September 11 2009 | Latest NewsNew Orleans' incoming inspector general needs to recharge the office
Posted by The Times-Picayune editorial page staff September 11, 2009 12:42AM
Chris Granger / The Times-PicayuneNew Orleans incoming Inspector General Edouard Quatrevaux.
In a city with as much government waste and inefficiency as New Orleans, residents were hopeful when the City Council finally filled the post of inspector general in 2007.
But the office's image has taken hits because of its slow start, its change of leadership this year and the flawed process Interim Inspector General Leonard Odom conducted to name the city's first police monitor.

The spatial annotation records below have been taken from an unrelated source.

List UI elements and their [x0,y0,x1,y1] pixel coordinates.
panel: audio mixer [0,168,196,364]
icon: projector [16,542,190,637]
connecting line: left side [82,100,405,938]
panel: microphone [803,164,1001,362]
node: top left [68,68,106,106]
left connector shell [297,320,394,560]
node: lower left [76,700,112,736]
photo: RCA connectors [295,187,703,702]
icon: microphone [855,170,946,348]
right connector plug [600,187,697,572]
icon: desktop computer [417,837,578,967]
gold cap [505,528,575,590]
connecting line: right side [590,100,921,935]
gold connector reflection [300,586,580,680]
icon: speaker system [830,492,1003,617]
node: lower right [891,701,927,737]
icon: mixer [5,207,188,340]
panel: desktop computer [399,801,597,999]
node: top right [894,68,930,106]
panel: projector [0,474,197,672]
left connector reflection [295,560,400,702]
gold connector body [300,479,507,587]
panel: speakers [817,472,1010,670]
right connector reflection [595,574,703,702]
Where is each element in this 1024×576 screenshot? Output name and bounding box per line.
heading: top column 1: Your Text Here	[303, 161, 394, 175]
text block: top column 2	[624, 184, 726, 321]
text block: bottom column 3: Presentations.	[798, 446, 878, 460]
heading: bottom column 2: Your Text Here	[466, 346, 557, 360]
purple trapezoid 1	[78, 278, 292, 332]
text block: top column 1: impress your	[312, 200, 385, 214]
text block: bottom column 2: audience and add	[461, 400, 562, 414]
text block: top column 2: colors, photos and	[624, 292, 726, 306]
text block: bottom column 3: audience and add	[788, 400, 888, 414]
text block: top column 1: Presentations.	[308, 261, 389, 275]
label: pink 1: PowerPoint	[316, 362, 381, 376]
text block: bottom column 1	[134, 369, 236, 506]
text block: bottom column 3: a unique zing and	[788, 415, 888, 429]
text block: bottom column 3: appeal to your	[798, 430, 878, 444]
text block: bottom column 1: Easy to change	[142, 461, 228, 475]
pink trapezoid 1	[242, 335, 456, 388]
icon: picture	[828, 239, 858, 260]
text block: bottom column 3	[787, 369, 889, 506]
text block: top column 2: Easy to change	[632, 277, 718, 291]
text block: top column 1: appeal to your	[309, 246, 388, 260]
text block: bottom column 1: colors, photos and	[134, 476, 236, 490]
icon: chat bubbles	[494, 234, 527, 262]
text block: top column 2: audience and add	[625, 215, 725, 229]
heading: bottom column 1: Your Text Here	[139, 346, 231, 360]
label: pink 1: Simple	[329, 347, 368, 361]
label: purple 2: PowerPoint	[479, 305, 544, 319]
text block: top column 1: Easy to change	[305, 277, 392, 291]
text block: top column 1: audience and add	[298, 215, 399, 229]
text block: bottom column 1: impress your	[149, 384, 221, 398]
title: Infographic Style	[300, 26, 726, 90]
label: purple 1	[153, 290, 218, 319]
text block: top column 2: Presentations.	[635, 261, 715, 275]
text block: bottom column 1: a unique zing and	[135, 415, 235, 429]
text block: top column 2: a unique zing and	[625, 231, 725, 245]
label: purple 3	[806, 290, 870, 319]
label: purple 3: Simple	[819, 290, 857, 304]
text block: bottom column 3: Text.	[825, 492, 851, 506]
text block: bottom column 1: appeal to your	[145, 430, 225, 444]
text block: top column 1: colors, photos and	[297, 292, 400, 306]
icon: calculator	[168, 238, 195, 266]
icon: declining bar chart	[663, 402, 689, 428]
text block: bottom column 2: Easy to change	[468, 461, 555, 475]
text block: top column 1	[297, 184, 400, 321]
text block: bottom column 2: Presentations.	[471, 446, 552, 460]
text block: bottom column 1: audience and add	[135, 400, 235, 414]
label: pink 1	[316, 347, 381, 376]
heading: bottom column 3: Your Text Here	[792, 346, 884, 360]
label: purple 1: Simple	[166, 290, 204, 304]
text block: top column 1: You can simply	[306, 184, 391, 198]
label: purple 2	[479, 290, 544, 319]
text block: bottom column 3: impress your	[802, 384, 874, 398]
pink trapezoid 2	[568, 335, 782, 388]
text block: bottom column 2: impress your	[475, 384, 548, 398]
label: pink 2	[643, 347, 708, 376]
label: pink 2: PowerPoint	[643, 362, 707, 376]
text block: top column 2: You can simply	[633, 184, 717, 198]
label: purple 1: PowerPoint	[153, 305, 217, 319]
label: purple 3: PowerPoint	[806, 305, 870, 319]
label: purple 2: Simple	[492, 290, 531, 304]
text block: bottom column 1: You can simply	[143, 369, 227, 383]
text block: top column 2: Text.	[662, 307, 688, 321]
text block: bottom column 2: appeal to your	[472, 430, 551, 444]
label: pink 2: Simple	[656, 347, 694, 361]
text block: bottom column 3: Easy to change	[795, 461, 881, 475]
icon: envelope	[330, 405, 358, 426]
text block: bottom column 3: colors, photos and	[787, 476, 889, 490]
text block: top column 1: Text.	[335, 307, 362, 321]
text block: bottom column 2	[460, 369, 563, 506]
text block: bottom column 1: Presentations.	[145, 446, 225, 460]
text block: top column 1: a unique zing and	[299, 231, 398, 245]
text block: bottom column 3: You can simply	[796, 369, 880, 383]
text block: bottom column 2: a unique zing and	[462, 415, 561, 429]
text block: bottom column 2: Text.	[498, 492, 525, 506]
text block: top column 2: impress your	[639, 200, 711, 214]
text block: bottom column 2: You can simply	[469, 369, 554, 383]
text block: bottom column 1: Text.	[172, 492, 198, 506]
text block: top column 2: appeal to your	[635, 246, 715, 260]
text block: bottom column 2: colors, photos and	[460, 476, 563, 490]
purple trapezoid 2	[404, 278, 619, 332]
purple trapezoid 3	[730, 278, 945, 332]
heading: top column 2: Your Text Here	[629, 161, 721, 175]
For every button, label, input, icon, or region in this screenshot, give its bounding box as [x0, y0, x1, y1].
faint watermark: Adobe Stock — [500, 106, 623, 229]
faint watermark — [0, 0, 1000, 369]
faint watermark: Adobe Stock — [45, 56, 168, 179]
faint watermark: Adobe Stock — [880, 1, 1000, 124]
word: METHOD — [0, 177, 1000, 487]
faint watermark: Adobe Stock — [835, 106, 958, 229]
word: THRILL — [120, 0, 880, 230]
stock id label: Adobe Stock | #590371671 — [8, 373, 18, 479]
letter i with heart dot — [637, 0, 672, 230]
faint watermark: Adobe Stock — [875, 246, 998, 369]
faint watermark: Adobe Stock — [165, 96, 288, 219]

That means incoming Inspector General Edouard Quatrevaux, selected after a nationwide search, must improve the office's productivity and repair the post's public image.
Mr. Odom has said he is leaving the office no later than Oct. 9 -- and that's a welcome move. The process he oversaw to name Neely Moody as the first independent police monitor was brief, limited in scope and so devoid of community involvement that it undermined public trust in the inspector general's office.
The office already had been hobbled by a lack of initial resources from City Hall and the sudden resignation of Robert Cerasoli, the first inspector general, who left in January for health reasons.
It also has gotten off to a slow start. Since its inception, it has released only a handful of reports. Those include important findings, such as allegations of waste and violations of law regarding the city's take-home vehicle policy and a finding that the Nagin administration overpaid contractors by $4 million for crime cameras.
But New Orleanians expected more results by now.
Mr. Odom recently said the office plans to complete about a dozen audits and inspections next year. They include reviews on the use of hotel/motel taxes, (emphasis added by GNOHLA) city sanitation fees, Municipal Court fines and charges paid by the city to the Criminal Sheriff's Office for housing prison inmates.
Mr. Quatrevaux needs to aggressively pursue that agenda and make the office more productive. New Orleanians are dedicating more than $3 million a year to this office -- and they deserve a good return for their investment.